Most "rescue" operations were in fact exhumations by the bereaved, using their bare hands after the earthquake turned fragile buildings made of straw and mud into tombs.

Walking around and talking to people, it became evident that the Iranians were unable to co-ordinate the emergency teams that were dispatched from 26-odd countries, including the United States, the Islamic republic's bitter enemy.

Would-be rescuers were stuck at Bam's tiny airport; no one was on hand to guide them to those parts of the town where they would be of most help.

A Swiss aid worker told me that he knew of three rescue team from three different countries who had all searched the same building due to a lack of coordination.

Kindness of strangers
The huge relief operation involved many of my countrymen and women -- some had come from as far a field as Tabriz, 1000 miles from Bam. The army, Islamic volunteer groups, and local rescue teams showed enormous good will, moral fortitude, and generosity.

I was constantly relying on the kindness of strangers for everything from transportation, to food and water. Despite their own grief, most people showed an incredible degree of kindness. I don't know whether this was a sincere and indubitable display of their character, or a genetically determined characteristic in all of us at a time of widespread destruction and distress.

Two British aid workers asked me to join them in a helicopter tour of Bam. We boarded an outdated and exhausted-looking Iranian Army helicopter and flew over the remains of this ancient town.

Once it had been home to 80,000 people. Now it was reduced to what looked like a field of broken dried mud and brick. The quake had flattened most of the city, including its prime landmark, a majestic, 2,500-year-old hilltop warren of domes and alleyways known as the Bam Citadel.

Throughout the city there was a multitude of people beating their heads and chests in grief, asking why their loved ones had perished and how they wished they could join them.

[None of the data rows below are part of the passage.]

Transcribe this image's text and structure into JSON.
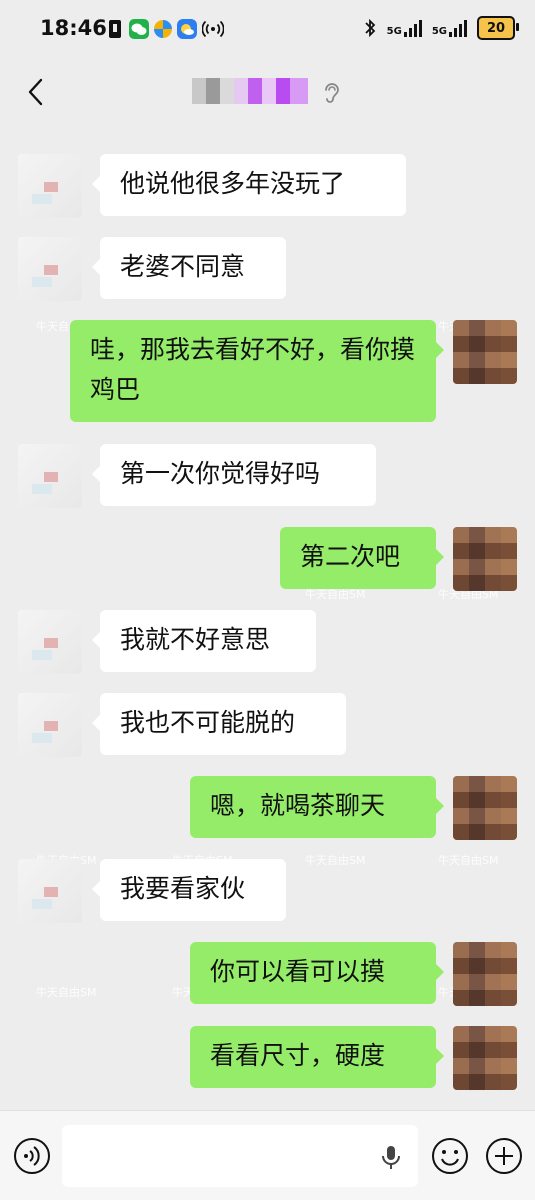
{
  "status_bar": {
    "time": "18:46",
    "network_1": "5G",
    "network_2": "5G",
    "battery": "20"
  },
  "title_bar": {
    "back_icon": "chevron-left-icon",
    "ear_icon": "ear-icon"
  },
  "messages": [
    {
      "side": "left",
      "text": "他说他很多年没玩了"
    },
    {
      "side": "left",
      "text": "老婆不同意"
    },
    {
      "side": "right",
      "text": "哇，那我去看好不好，看你摸鸡巴"
    },
    {
      "side": "left",
      "text": "第一次你觉得好吗"
    },
    {
      "side": "right",
      "text": "第二次吧"
    },
    {
      "side": "left",
      "text": "我就不好意思"
    },
    {
      "side": "left",
      "text": "我也不可能脱的"
    },
    {
      "side": "right",
      "text": "嗯，就喝茶聊天"
    },
    {
      "side": "left",
      "text": "我要看家伙"
    },
    {
      "side": "right",
      "text": "你可以看可以摸"
    },
    {
      "side": "right",
      "text": "看看尺寸，硬度"
    }
  ],
  "watermark": {
    "text": "牛天自由SM"
  },
  "input_bar": {
    "placeholder": "",
    "voice_icon": "voice-icon",
    "mic_icon": "mic-icon",
    "emoji_icon": "emoji-icon",
    "plus_icon": "plus-icon"
  },
  "colors": {
    "background": "#ededed",
    "bubble_sent": "#95ec69",
    "bubble_received": "#ffffff"
  }
}
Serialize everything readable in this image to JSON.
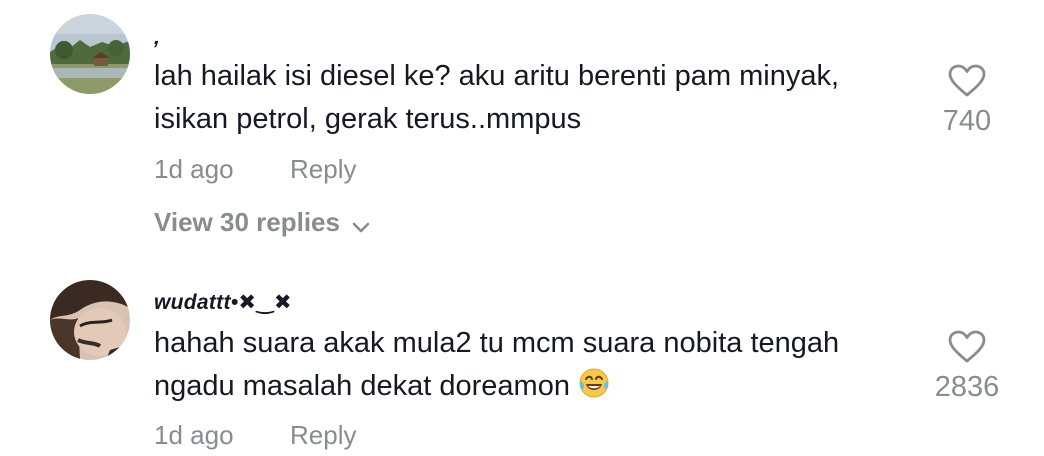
{
  "comments": [
    {
      "username": ",",
      "text": "lah hailak isi diesel ke? aku aritu berenti pam minyak, isikan petrol, gerak terus..mmpus",
      "time": "1d ago",
      "reply_label": "Reply",
      "likes": "740",
      "view_replies_label": "View 30 replies"
    },
    {
      "username": "wudattt•✖‿✖",
      "text": "hahah suara akak mula2 tu mcm suara nobita tengah ngadu masalah dekat doreamon",
      "emoji": "face-with-tears-of-joy-emoji",
      "time": "1d ago",
      "reply_label": "Reply",
      "likes": "2836"
    }
  ],
  "colors": {
    "text_primary": "#161823",
    "text_secondary": "#8a8b91",
    "background": "#ffffff"
  },
  "icons": {
    "like": "heart-outline-icon",
    "expand": "chevron-down-icon"
  }
}
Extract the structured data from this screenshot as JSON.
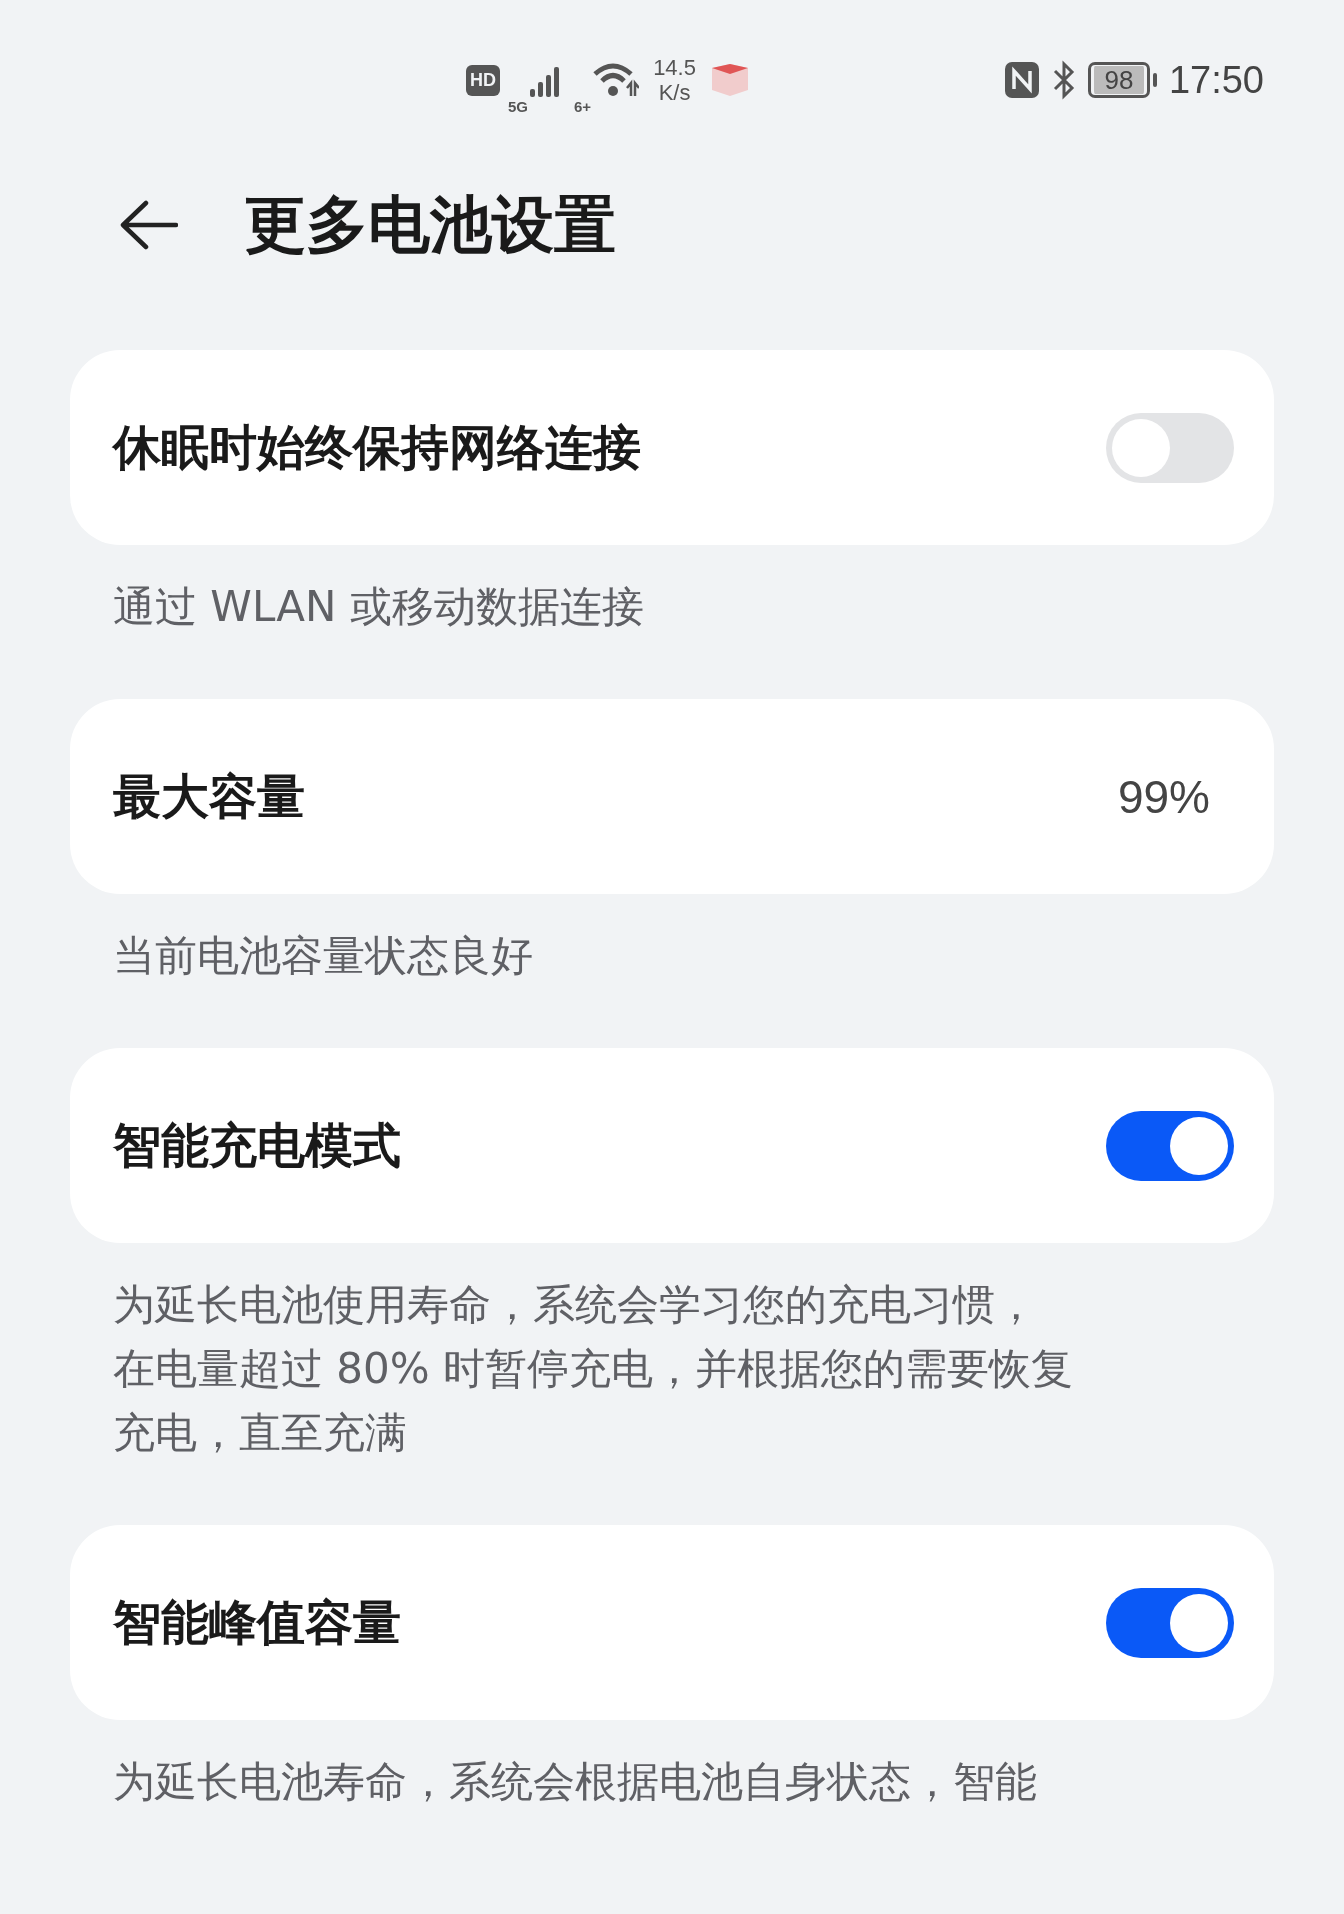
{
  "status_bar": {
    "hd": "HD",
    "mobile_network": "5G",
    "wifi_standard": "6+",
    "speed_value": "14.5",
    "speed_unit": "K/s",
    "battery": "98",
    "time": "17:50"
  },
  "header": {
    "title": "更多电池设置"
  },
  "items": [
    {
      "kind": "toggle",
      "label": "休眠时始终保持网络连接",
      "on": false,
      "description": [
        "通过 WLAN 或移动数据连接"
      ]
    },
    {
      "kind": "value",
      "label": "最大容量",
      "value": "99%",
      "description": [
        "当前电池容量状态良好"
      ]
    },
    {
      "kind": "toggle",
      "label": "智能充电模式",
      "on": true,
      "description": [
        "为延长电池使用寿命，系统会学习您的充电习惯，",
        "在电量超过 80% 时暂停充电，并根据您的需要恢复",
        "充电，直至充满"
      ]
    },
    {
      "kind": "toggle",
      "label": "智能峰值容量",
      "on": true,
      "description": [
        "为延长电池寿命，系统会根据电池自身状态，智能"
      ]
    }
  ]
}
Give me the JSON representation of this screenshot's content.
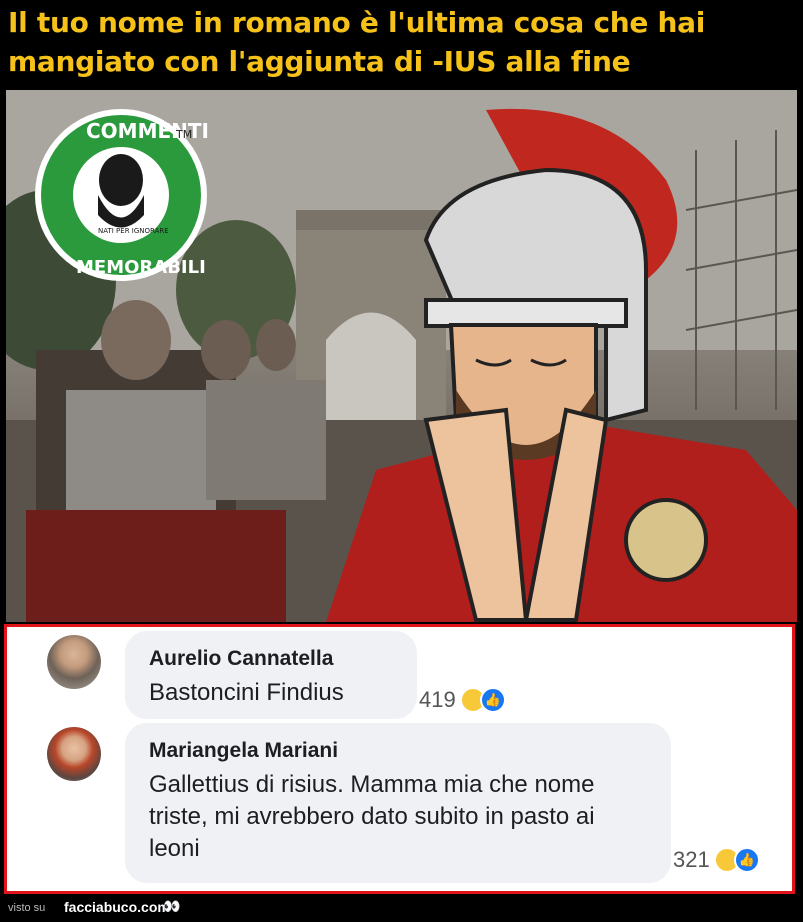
{
  "header": {
    "line1": "Il tuo nome in romano è l'ultima cosa che hai",
    "line2": "mangiato con l'aggiunta di -IUS alla fine"
  },
  "logo": {
    "top_text": "COMMENTI",
    "bottom_text": "MEMORABILI",
    "sub_text": "NATI PER IGNORARE",
    "trademark": "TM",
    "color": "#2a9a3c"
  },
  "comments": [
    {
      "name": "Aurelio Cannatella",
      "text": "Bastoncini Findius",
      "reaction_count": "419"
    },
    {
      "name": "Mariangela Mariani",
      "text": "Gallettius di risius. Mamma mia che nome triste, mi avrebbero dato subito in pasto ai leoni",
      "reaction_count": "321"
    }
  ],
  "footer": {
    "visto_su": "visto su",
    "brand": "facciabuco.com",
    "eyes": "👀"
  },
  "colors": {
    "header_text": "#f6c21a",
    "border": "#e1141c",
    "bubble": "#eff1f4"
  }
}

Outcome, hopefully a lessening of distrust of the West
As an Iranian, I hope that there's a chance some good will come out of this catastrophe: a lessening, perhaps, of the Islamic Republic's distrust of the West. 

For the most part, people were happy to have American aid teams there. But there were voices of dissent amongst them who felt they had been sold out by their government; they did not understand why they had let the arch-enemy in to look after them.

Iran’s head of state, Supreme Leader Ayatollah Ali Hoseini Khamenei visited Bam, but he did not mention the mainly western countries that had rushed to Iran's aid, let alone thank the rescuers in person.

For me, it was a strange trip. I had gone back to a land that did not feel like home, but was home. I witnessed a country that had decayed over the last 25 odd years yet its people had remained resilient and proud.

And after having been amidst the carnage of Bam, I could only feel fortuitous to have a family to go back to.